Un gâteau Bulang, trois caves, un gestionnaire de stockage
C’est la démonstration la plus épurée que Liu Shenyang puisse faire de ce que son travail change réellement. En 2014, un seul gâteau Bulang de 2014, pressé par un atelier familial situé en altitude au-dessus de la frontière birmane à partir de maocha minéral et intense, a été divisé à la source en trois lots avant toute décision de stockage. Un lot est allé dans son installation de Kunming. Un autre a voyagé vers sa cave continentale, où le froid hivernal et la faible humidité ralentissent tout à l’extrême. Un dernier est parti pour son site de Foshan, où l’air subtropical du delta de la rivière des Perles pousse la fermentation durement et rapidement.
Pendant une décennie, il a visité chaque lot, goûté et noté l’évolution. L’échantillon de Kunming est resté vif et serré, conservant encore une trace de sa jeunesse montagnarde. L’échantillon continental a subi la transformation la plus lente des trois : velours et résine, approfondis par de véritables cycles de gel-dégel saisonniers plutôt que par un air doux constant. L’échantillon de Foshan est le plus extrême, goûtant une décennie de plus que son âge, tout en prune et en camphre.
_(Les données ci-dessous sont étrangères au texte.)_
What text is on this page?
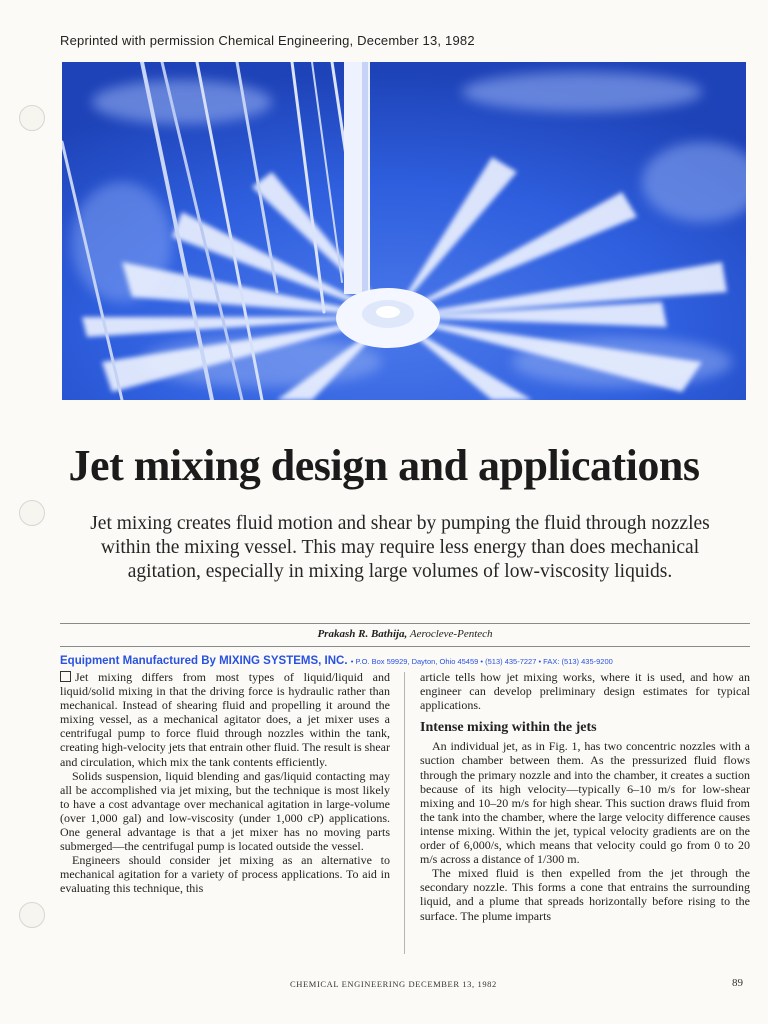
Reprinted with permission Chemical Engineering, December 13, 1982
Jet mixing design and applications

Jet mixing creates fluid motion and shear by pumping the fluid through nozzles within the mixing vessel. This may require less energy than does mechanical agitation, especially in mixing large volumes of low-viscosity liquids.

Prakash R. Bathija, Aerocleve-Pentech
Equipment Manufactured By MIXING SYSTEMS, INC. • P.O. Box 59929, Dayton, Ohio 45459 • (513) 435-7227 • FAX: (513) 435-9200

Jet mixing differs from most types of liquid/liquid and liquid/solid mixing in that the driving force is hydraulic rather than mechanical. Instead of shearing fluid and propelling it around the mixing vessel, as a mechanical agitator does, a jet mixer uses a centrifugal pump to force fluid through nozzles within the tank, creating high-velocity jets that entrain other fluid. The result is shear and circulation, which mix the tank contents efficiently.

Solids suspension, liquid blending and gas/liquid contacting may all be accomplished via jet mixing, but the technique is most likely to have a cost advantage over mechanical agitation in large-volume (over 1,000 gal) and low-viscosity (under 1,000 cP) applications. One general advantage is that a jet mixer has no moving parts submerged—the centrifugal pump is located outside the vessel.

Engineers should consider jet mixing as an alternative to mechanical agitation for a variety of process applications. To aid in evaluating this technique, this

article tells how jet mixing works, where it is used, and how an engineer can develop preliminary design estimates for typical applications.

Intense mixing within the jets

An individual jet, as in Fig. 1, has two concentric nozzles with a suction chamber between them. As the pressurized fluid flows through the primary nozzle and into the chamber, it creates a suction because of its high velocity—typically 6–10 m/s for low-shear mixing and 10–20 m/s for high shear. This suction draws fluid from the tank into the chamber, where the large velocity difference causes intense mixing. Within the jet, typical velocity gradients are on the order of 6,000/s, which means that velocity could go from 0 to 20 m/s across a distance of 1/300 m.

The mixed fluid is then expelled from the jet through the secondary nozzle. This forms a cone that entrains the surrounding liquid, and a plume that spreads horizontally before rising to the surface. The plume imparts

CHEMICAL ENGINEERING DECEMBER 13, 1982	89
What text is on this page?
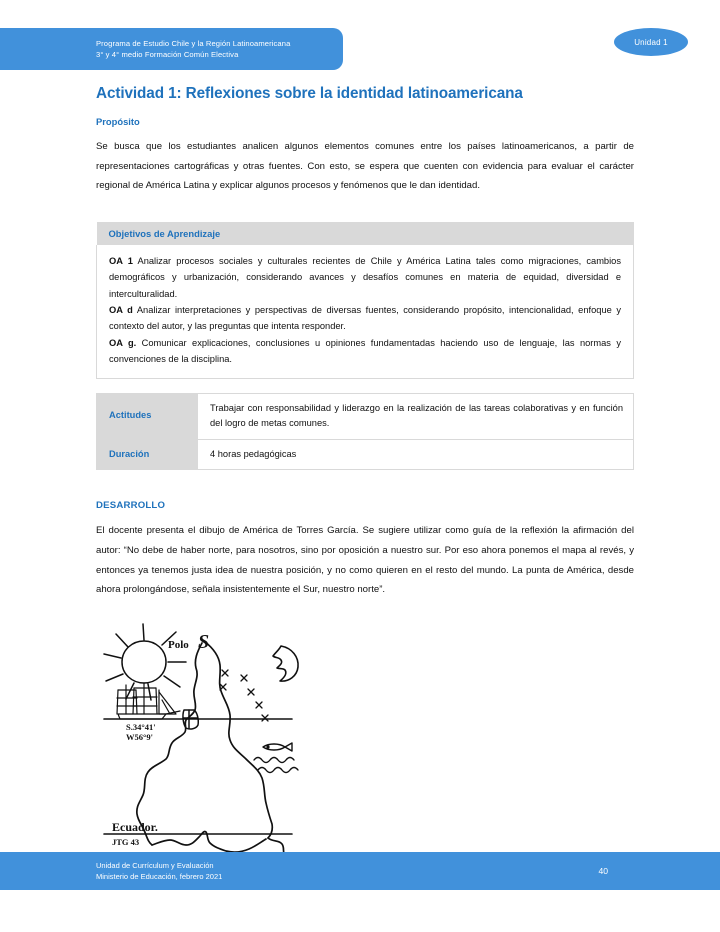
Programa de Estudio Chile y la Región Latinoamericana
3° y 4° medio Formación Común Electiva
Unidad 1
Actividad 1: Reflexiones sobre la identidad latinoamericana
Propósito

Se busca que los estudiantes analicen algunos elementos comunes entre los países latinoamericanos, a partir de representaciones cartográficas y otras fuentes. Con esto, se espera que cuenten con evidencia para evaluar el carácter regional de América Latina y explicar algunos procesos y fenómenos que le dan identidad.

Objetivos de Aprendizaje

OA 1 Analizar procesos sociales y culturales recientes de Chile y América Latina tales como migraciones, cambios demográficos y urbanización, considerando avances y desafíos comunes en materia de equidad, diversidad e interculturalidad.

OA d Analizar interpretaciones y perspectivas de diversas fuentes, considerando propósito, intencionalidad, enfoque y contexto del autor, y las preguntas que intenta responder.

OA g. Comunicar explicaciones, conclusiones u opiniones fundamentadas haciendo uso de lenguaje, las normas y convenciones de la disciplina.

Actitudes	Trabajar con responsabilidad y liderazgo en la realización de las tareas colaborativas y en función del logro de metas comunes.
Duración	4 horas pedagógicas
DESARROLLO

El docente presenta el dibujo de América de Torres García. Se sugiere utilizar como guía de la reflexión la afirmación del autor: “No debe de haber norte, para nosotros, sino por oposición a nuestro sur. Por eso ahora ponemos el mapa al revés, y entonces ya tenemos justa idea de nuestra posición, y no como quieren en el resto del mundo. La punta de América, desde ahora prolongándose, señala insistentemente el Sur, nuestro norte”.

S.34°41'
W56°9'
Polo S
Ecuador.
JTG 43
Unidad de Currículum y Evaluación
Ministerio de Educación, febrero 2021
40
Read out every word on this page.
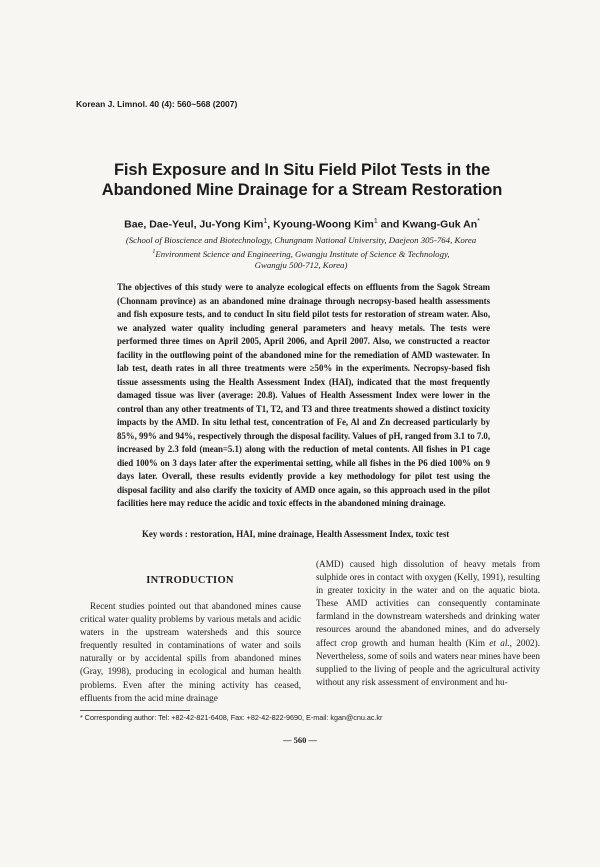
Korean J. Limnol. 40 (4): 560~568 (2007)
Fish Exposure and In Situ Field Pilot Tests in the
Abandoned Mine Drainage for a Stream Restoration
Bae, Dae-Yeul, Ju-Yong Kim$^1$, Kyoung-Woong Kim$^1$ and Kwang-Guk An*
(School of Bioscience and Biotechnology, Chungnam National University, Daejeon 305-764, Korea
$^1$Environment Science and Engineering, Gwangju Institute of Science & Technology,
Gwangju 500-712, Korea)
The objectives of this study were to analyze ecological effects on effluents from the Sagok Stream (Chonnam province) as an abandoned mine drainage through necropsy-based health assessments and fish exposure tests, and to conduct In situ field pilot tests for restoration of stream water. Also, we analyzed water quality including general parameters and heavy metals. The tests were performed three times on April 2005, April 2006, and April 2007. Also, we constructed a reactor facility in the outflowing point of the abandoned mine for the remediation of AMD wastewater. In lab test, death rates in all three treatments were ≥50% in the experiments. Necropsy-based fish tissue assessments using the Health Assessment Index (HAI), indicated that the most frequently damaged tissue was liver (average: 20.8). Values of Health Assessment Index were lower in the control than any other treatments of T1, T2, and T3 and three treatments showed a distinct toxicity impacts by the AMD. In situ lethal test, concentration of Fe, Al and Zn decreased particularly by 85%, 99% and 94%, respectively through the disposal facility. Values of pH, ranged from 3.1 to 7.0, increased by 2.3 fold (mean=5.1) along with the reduction of metal contents. All fishes in P1 cage died 100% on 3 days later after the experimentai setting, while all fishes in the P6 died 100% on 9 days later. Overall, these results evidently provide a key methodology for pilot test using the disposal facility and also clarify the toxicity of AMD once again, so this approach used in the pilot facilities here may reduce the acidic and toxic effects in the abandoned mining drainage.
Key words : restoration, HAI, mine drainage, Health Assessment Index, toxic test
INTRODUCTION
Recent studies pointed out that abandoned mines cause critical water quality problems by various metals and acidic waters in the upstream watersheds and this source frequently resulted in contaminations of water and soils naturally or by accidental spills from abandoned mines (Gray, 1998), producing in ecological and human health problems. Even after the mining activity has ceased, effluents from the acid mine drainage
(AMD) caused high dissolution of heavy metals from sulphide ores in contact with oxygen (Kelly, 1991), resulting in greater toxicity in the water and on the aquatic biota. These AMD activities can consequently contaminate farmland in the downstream watersheds and drinking water resources around the abandoned mines, and do adversely affect crop growth and human health (Kim et al., 2002). Nevertheless, some of soils and waters near mines have been supplied to the living of people and the agricultural activity without any risk assessment of environment and hu-
* Corresponding author: Tel: +82-42-821-6408, Fax: +82-42-822-9690, E-mail: kgan@cnu.ac.kr
— 560 —
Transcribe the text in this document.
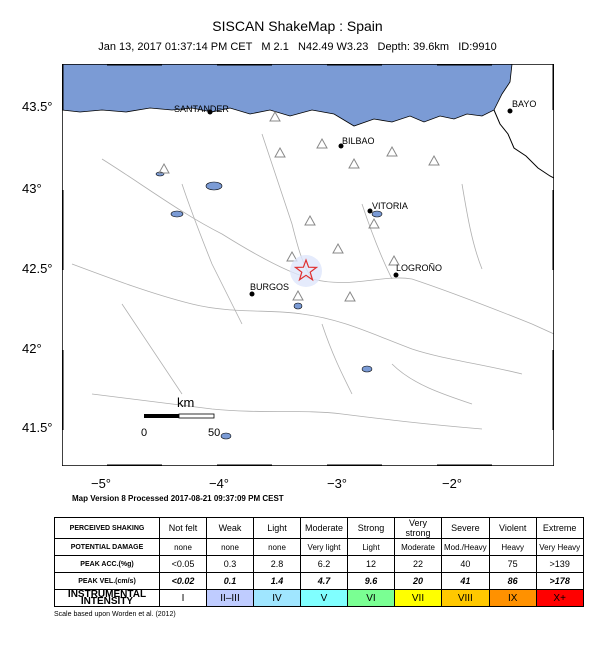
SISCAN ShakeMap : Spain
Jan 13, 2017 01:37:14 PM CET   M 2.1   N42.49 W3.23   Depth: 39.6km   ID:9910
SANTANDER
BILBAO
BAYO
VITORIA
LOGROÑO
BURGOS
km
0	50
43.5°
43°
42.5°
42°
41.5°
−5°	−4°	−3°	−2°
Map Version 8 Processed 2017-08-21 09:37:09 PM CEST
PERCEIVED SHAKING	Not felt	Weak	Light	Moderate	Strong	Very strong	Severe	Violent	Extreme
POTENTIAL DAMAGE	none	none	none	Very light	Light	Moderate	Mod./Heavy	Heavy	Very Heavy
PEAK ACC.(%g)	<0.05	0.3	2.8	6.2	12	22	40	75	>139
PEAK VEL.(cm/s)	<0.02	0.1	1.4	4.7	9.6	20	41	86	>178
INSTRUMENTAL INTENSITY	I	II–III	IV	V	VI	VII	VIII	IX	X+
Scale based upon Worden et al. (2012)
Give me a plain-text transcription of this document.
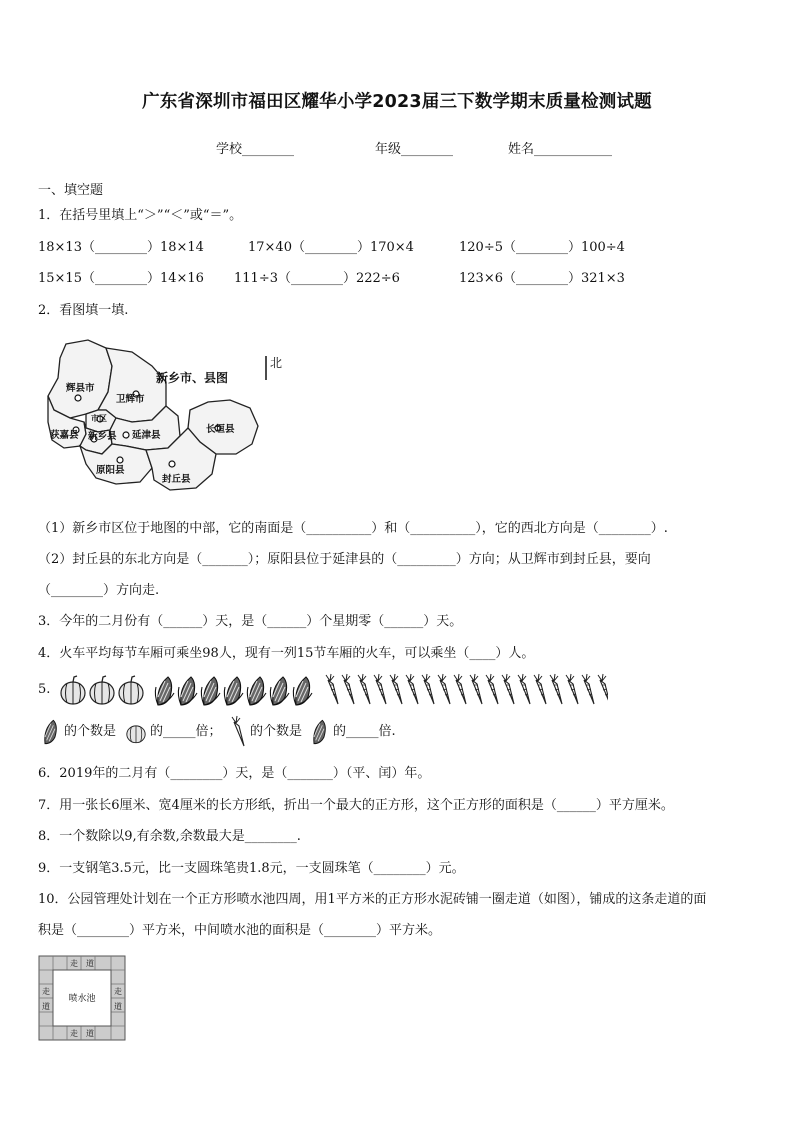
广东省深圳市福田区耀华小学2023届三下数学期末质量检测试题
学校________	年级________	姓名____________
一、填空题
1．在括号里填上“＞”“＜”或“＝”。
18×13（________）18×14	17×40（________）170×4	120÷5（________）100÷4
15×15（________）14×16 111÷3（________）222÷6	123×6（________）321×3
2．看图填一填.
辉县市
卫辉市
市区
获嘉县 新乡县 延津县
长垣县
原阳县
封丘县
新乡市、县图
北
（1）新乡市区位于地图的中部，它的南面是（__________）和（__________），它的西北方向是（________）.
（2）封丘县的东北方向是（_______）；原阳县位于延津县的（_________）方向；从卫辉市到封丘县，要向
（________）方向走.
3．今年的二月份有（______）天，是（______）个星期零（______）天。
4．火车平均每节车厢可乘坐98人，现有一列15节车厢的火车，可以乘坐（____）人。
5.
的个数是	的_____倍； 的个数是 的_____倍.
6．2019年的二月有（________）天，是（_______）（平、闰）年。
7．用一张长6厘米、宽4厘米的长方形纸，折出一个最大的正方形，这个正方形的面积是（______）平方厘米。
8．一个数除以9,有余数,余数最大是________.
9．一支钢笔3.5元，比一支圆珠笔贵1.8元，一支圆珠笔（________）元。
10．公园管理处计划在一个正方形喷水池四周，用1平方米的正方形水泥砖铺一圈走道（如图），铺成的这条走道的面
积是（________）平方米，中间喷水池的面积是（________）平方米。
喷水池
走 道
走 道
走
道
走
道
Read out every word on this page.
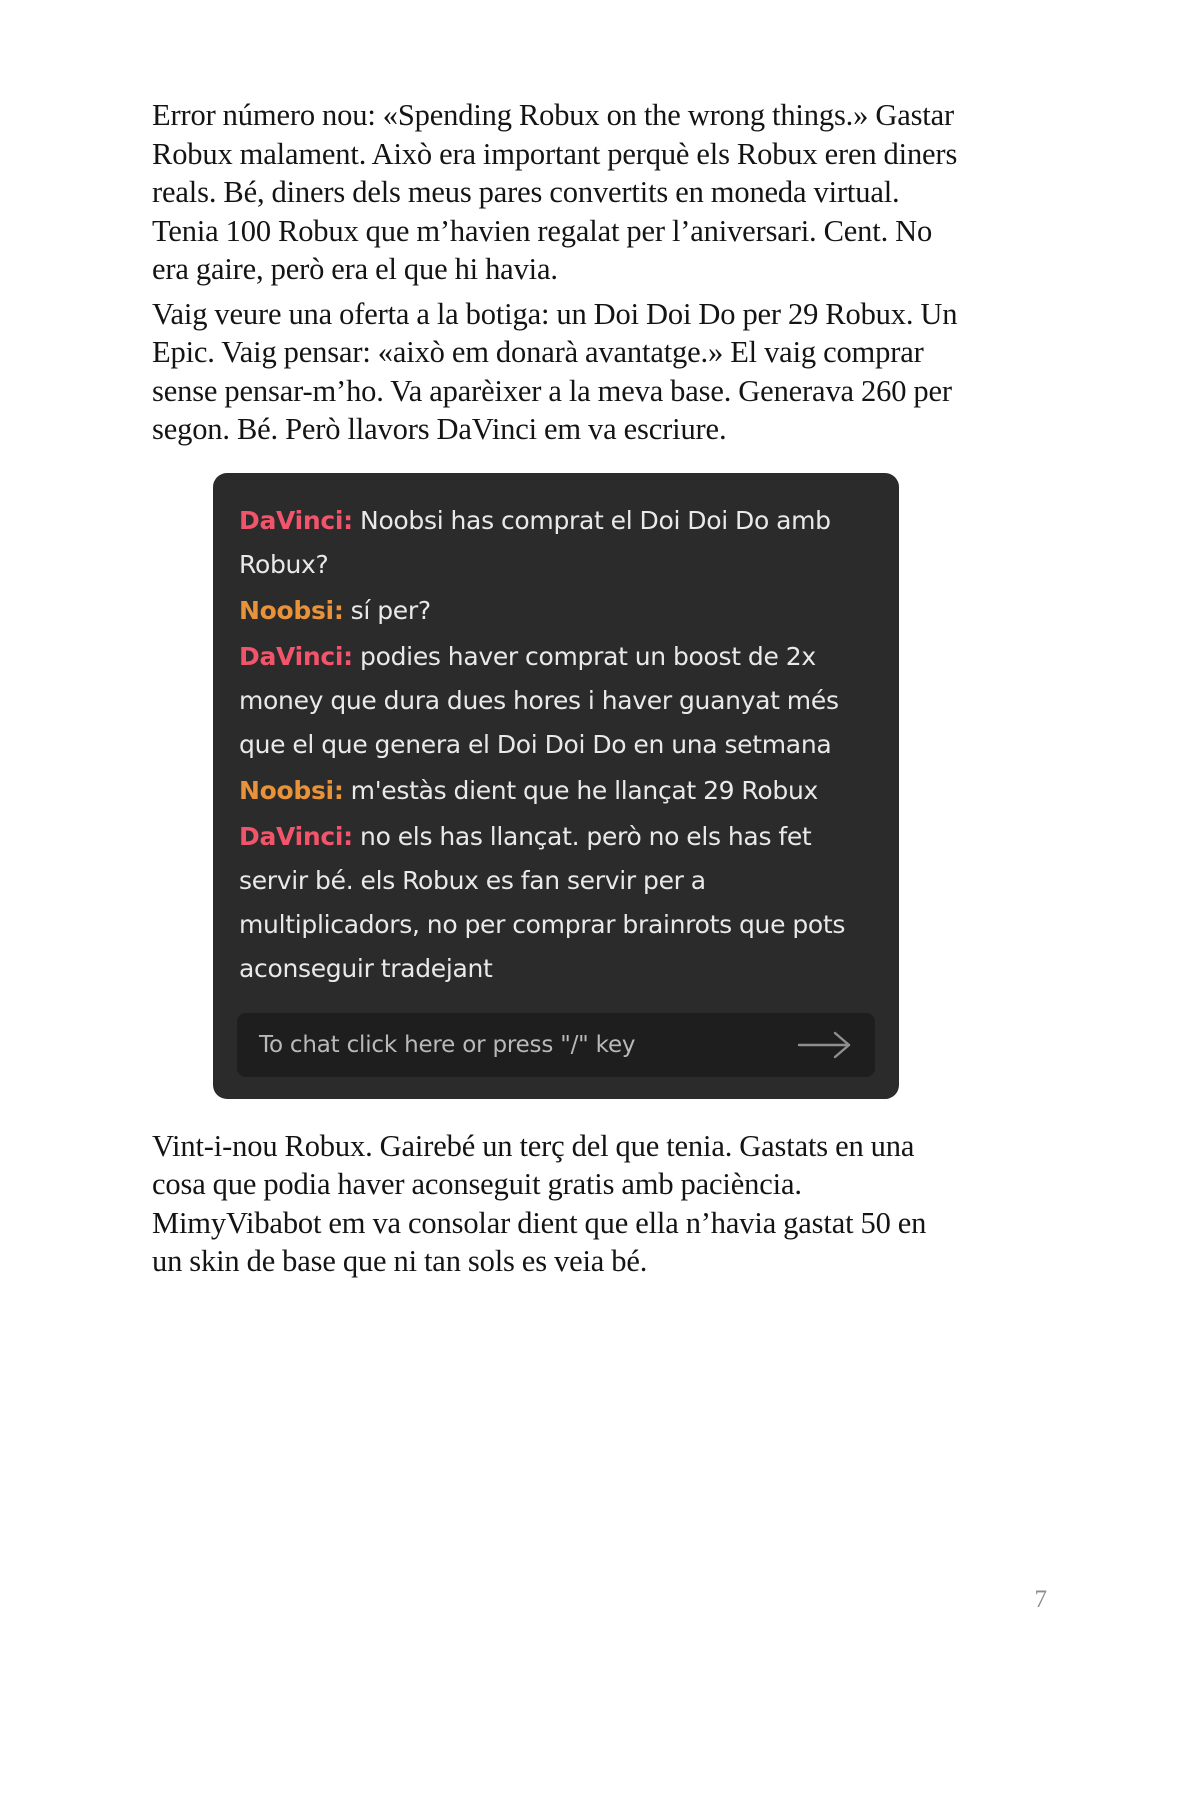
Error número nou: «Spending Robux on the wrong things.» Gastar Robux malament. Això era important perquè els Robux eren diners reals. Bé, diners dels meus pares convertits en moneda virtual. Tenia 100 Robux que m’havien regalat per l’aniversari. Cent. No era gaire, però era el que hi havia.

Vaig veure una oferta a la botiga: un Doi Doi Do per 29 Robux. Un Epic. Vaig pensar: «això em donarà avantatge.» El vaig comprar sense pensar-m’ho. Va aparèixer a la meva base. Generava 260 per segon. Bé. Però llavors DaVinci em va escriure.

DaVinci: Noobsi has comprat el Doi Doi Do amb Robux?

Noobsi: sí per?

DaVinci: podies haver comprat un boost de 2x money que dura dues hores i haver guanyat més que el que genera el Doi Doi Do en una setmana

Noobsi: m'estàs dient que he llançat 29 Robux

DaVinci: no els has llançat. però no els has fet servir bé. els Robux es fan servir per a multiplicadors, no per comprar brainrots que pots aconseguir tradejant

To chat click here or press "/" key

Vint-i-nou Robux. Gairebé un terç del que tenia. Gastats en una cosa que podia haver aconseguit gratis amb paciència. MimyVibabot em va consolar dient que ella n’havia gastat 50 en un skin de base que ni tan sols es veia bé.

7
Même feuille, même jour de cueillette, mêmes mains originelles au wok. Ce qui sépare ces trois tasses n’est rien d’autre que la décision de stockage que Liu Shenyang a prise et maintenue pendant dix ans. Infusées côte à côte, c’est moins une dégustation qu’une démonstration : la géographie, l’humidité et le temps, isolés et versés dans trois tasses en même temps.